Sometimes it’s not miles that measure how far we’ve traveled from home. It might be the circumstances that caused us to pack our bags and begin the journey in the first place. Whatever and wherever you’ve traveled, how did you get there? Was it a lifelong dream; a bucket list adventure? Was it right around the corner, or the next state over? Every journey begins with a move in a specific direction. What was yours?
My furthest journey began with a prayer. I would listen to my mother crying in her homesickness each time she received a red, white and blue airmail envelope from Okinawa, her faraway homeland. I knew she missed her family there, particularly her mother, and would have loved to visit. My parents just didn’t have the funds to purchase airfare to fly so far. So, with childlike faith, I began to pray each night that God would provide a miracle so that my mom could go home to see her parents. I had learned the Bible verse in the gospel of Matthew that said, “Truly I tell you, if you have faith as small as a mustard seed, you can say to this mountain, ‘Move from here to there,’ and it will move. Nothing will be impossible for you.”
I began to pray and ask God to move a mountain and provide money so that my mom could buy a plane ticket to Okinawa. I knew it would take faith and it would take no less than a miracle. But, God had promised.
When I was 15 years old, God moved that mountain in ways I could not have imagined. My dad had retired from the Air Force as a master sargent in 1962. Retired military personnel and their families were allowed to fly internationally, on standby, for a minimal cost. So, in 1972, our entire family of five, flew from southern California to Okinawa, Japan for under $50.

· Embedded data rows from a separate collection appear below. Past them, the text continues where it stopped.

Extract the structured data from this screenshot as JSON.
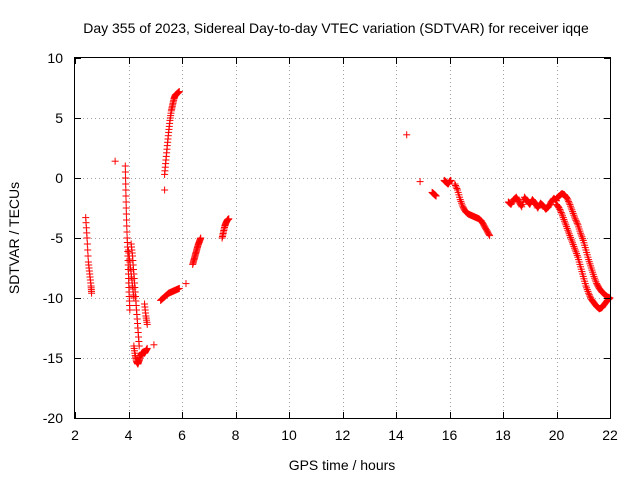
{
  "chart_data": {
    "type": "scatter",
    "title": "Day 355 of 2023, Sidereal Day-to-day VTEC variation (SDTVAR) for receiver iqqe",
    "xlabel": "GPS time / hours",
    "ylabel": "SDTVAR / TECUs",
    "xlim": [
      2,
      22
    ],
    "ylim": [
      -20,
      10
    ],
    "xticks": [
      2,
      4,
      6,
      8,
      10,
      12,
      14,
      16,
      18,
      20,
      22
    ],
    "yticks": [
      -20,
      -15,
      -10,
      -5,
      0,
      5,
      10
    ],
    "grid": true,
    "marker": "+",
    "color": "#ff0000",
    "series": [
      {
        "name": "SDTVAR",
        "segments": [
          {
            "x": [
              2.4,
              2.45,
              2.5,
              2.55,
              2.6,
              2.62
            ],
            "y": [
              -3.3,
              -5.0,
              -7.0,
              -8.0,
              -9.0,
              -9.6
            ]
          },
          {
            "x": [
              3.5
            ],
            "y": [
              1.4
            ]
          },
          {
            "x": [
              3.88,
              3.9,
              3.92,
              3.95,
              3.98,
              4.0,
              4.02,
              4.05
            ],
            "y": [
              1.0,
              -1.0,
              -3.0,
              -5.0,
              -6.5,
              -8.0,
              -9.5,
              -11.0
            ]
          },
          {
            "x": [
              4.0,
              4.05,
              4.1,
              4.15,
              4.2
            ],
            "y": [
              -6.0,
              -7.0,
              -8.0,
              -9.0,
              -10.0
            ]
          },
          {
            "x": [
              4.1,
              4.15,
              4.2,
              4.25,
              4.3,
              4.35,
              4.4
            ],
            "y": [
              -5.5,
              -6.5,
              -8.0,
              -9.5,
              -11.0,
              -12.5,
              -14.0
            ]
          },
          {
            "x": [
              4.2,
              4.25,
              4.3,
              4.35,
              4.4,
              4.45,
              4.5,
              4.55,
              4.6,
              4.65,
              4.7
            ],
            "y": [
              -14.0,
              -14.8,
              -15.3,
              -15.5,
              -15.2,
              -14.8,
              -14.6,
              -14.5,
              -14.6,
              -14.4,
              -14.2
            ]
          },
          {
            "x": [
              4.6,
              4.65,
              4.7
            ],
            "y": [
              -10.5,
              -11.5,
              -12.2
            ]
          },
          {
            "x": [
              4.95
            ],
            "y": [
              -13.9
            ]
          },
          {
            "x": [
              5.2,
              5.3,
              5.4,
              5.5,
              5.6,
              5.7,
              5.8,
              5.9
            ],
            "y": [
              -10.2,
              -10.0,
              -9.8,
              -9.6,
              -9.5,
              -9.4,
              -9.3,
              -9.2
            ]
          },
          {
            "x": [
              5.35
            ],
            "y": [
              -1.0
            ]
          },
          {
            "x": [
              5.35,
              5.4,
              5.45,
              5.5,
              5.55,
              5.6,
              5.65,
              5.7,
              5.75,
              5.8,
              5.85,
              5.9
            ],
            "y": [
              0.3,
              1.5,
              2.7,
              3.8,
              4.8,
              5.6,
              6.1,
              6.6,
              6.9,
              7.0,
              7.1,
              7.2
            ]
          },
          {
            "x": [
              6.15
            ],
            "y": [
              -8.8
            ]
          },
          {
            "x": [
              6.4,
              6.45,
              6.5,
              6.55,
              6.6,
              6.65,
              6.7
            ],
            "y": [
              -7.2,
              -6.8,
              -6.4,
              -6.0,
              -5.6,
              -5.3,
              -5.0
            ]
          },
          {
            "x": [
              7.5,
              7.55,
              7.6,
              7.65,
              7.7,
              7.75
            ],
            "y": [
              -5.0,
              -4.5,
              -4.0,
              -3.7,
              -3.5,
              -3.4
            ]
          },
          {
            "x": [
              14.4
            ],
            "y": [
              3.6
            ]
          },
          {
            "x": [
              14.9
            ],
            "y": [
              -0.3
            ]
          },
          {
            "x": [
              15.35,
              15.4,
              15.45,
              15.5
            ],
            "y": [
              -1.2,
              -1.3,
              -1.4,
              -1.5
            ]
          },
          {
            "x": [
              15.8,
              15.85,
              15.9,
              15.95,
              16.0,
              16.05
            ],
            "y": [
              -0.2,
              -0.3,
              -0.4,
              -0.5,
              -0.3,
              -0.2
            ]
          },
          {
            "x": [
              16.2,
              16.3,
              16.4,
              16.5,
              16.6,
              16.7,
              16.8,
              16.9,
              17.0,
              17.1,
              17.2,
              17.3,
              17.4,
              17.5
            ],
            "y": [
              -0.5,
              -1.0,
              -1.8,
              -2.4,
              -2.8,
              -3.0,
              -3.1,
              -3.2,
              -3.3,
              -3.4,
              -3.6,
              -4.0,
              -4.4,
              -4.8
            ]
          },
          {
            "x": [
              18.2,
              18.3,
              18.4,
              18.5,
              18.6,
              18.7,
              18.8,
              18.9,
              19.0,
              19.1,
              19.2,
              19.3,
              19.4,
              19.5,
              19.6,
              19.7,
              19.8,
              19.9,
              20.0
            ],
            "y": [
              -2.0,
              -2.2,
              -1.8,
              -1.6,
              -2.0,
              -2.4,
              -1.6,
              -1.9,
              -2.2,
              -1.8,
              -2.1,
              -2.5,
              -2.1,
              -2.3,
              -2.6,
              -2.4,
              -2.0,
              -1.7,
              -1.9
            ]
          },
          {
            "x": [
              20.0,
              20.1,
              20.2,
              20.3,
              20.4,
              20.5,
              20.6,
              20.7,
              20.8,
              20.9,
              21.0,
              21.1,
              21.2,
              21.3,
              21.4,
              21.5,
              21.6,
              21.7,
              21.8,
              21.9,
              22.0
            ],
            "y": [
              -2.2,
              -2.5,
              -3.0,
              -3.6,
              -4.2,
              -4.8,
              -5.4,
              -6.0,
              -6.6,
              -7.4,
              -8.2,
              -9.0,
              -9.6,
              -10.1,
              -10.4,
              -10.7,
              -10.9,
              -10.8,
              -10.5,
              -10.2,
              -10.0
            ]
          },
          {
            "x": [
              20.0,
              20.1,
              20.2,
              20.3,
              20.4,
              20.5,
              20.6,
              20.7,
              20.8,
              20.9,
              21.0,
              21.1,
              21.2,
              21.3,
              21.4,
              21.5,
              21.6,
              21.7,
              21.8,
              21.9,
              22.0
            ],
            "y": [
              -1.7,
              -1.5,
              -1.3,
              -1.4,
              -1.7,
              -2.2,
              -2.8,
              -3.4,
              -3.9,
              -4.6,
              -5.2,
              -6.0,
              -6.8,
              -7.5,
              -8.2,
              -8.8,
              -9.2,
              -9.5,
              -9.7,
              -9.9,
              -10.0
            ]
          }
        ]
      }
    ]
  }
}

We spent two weeks exploring the island, spending time with our Japanese family, meeting our mother’s friends, and visiting the places our parents had once lived and worked and enjoyed. We saw water buffalo pulling plows through rice paddies. We saw origami flags decorating hillsides and learned they were tombs. We heard a sweet sounding tune coming from the street below our host apartment and learned it was the garbage collector, not the ice cream vendor like they have in the U. S.!
It was an unforgettable, magical time, in a breathtakingly beautiful place.
This was my furthest journey – a journey across a vast ocean; a journey of discovery as I met my grandparents and visited my birthplace; but most of all, this was a journey of great faith as I learned a lifelong truth — that faith the size of a mustard seed can, indeed, move mountains, valleys and oceans to take you to places you never thought you’d go. And, I learned that God is faithful to prayers of the faith-filled.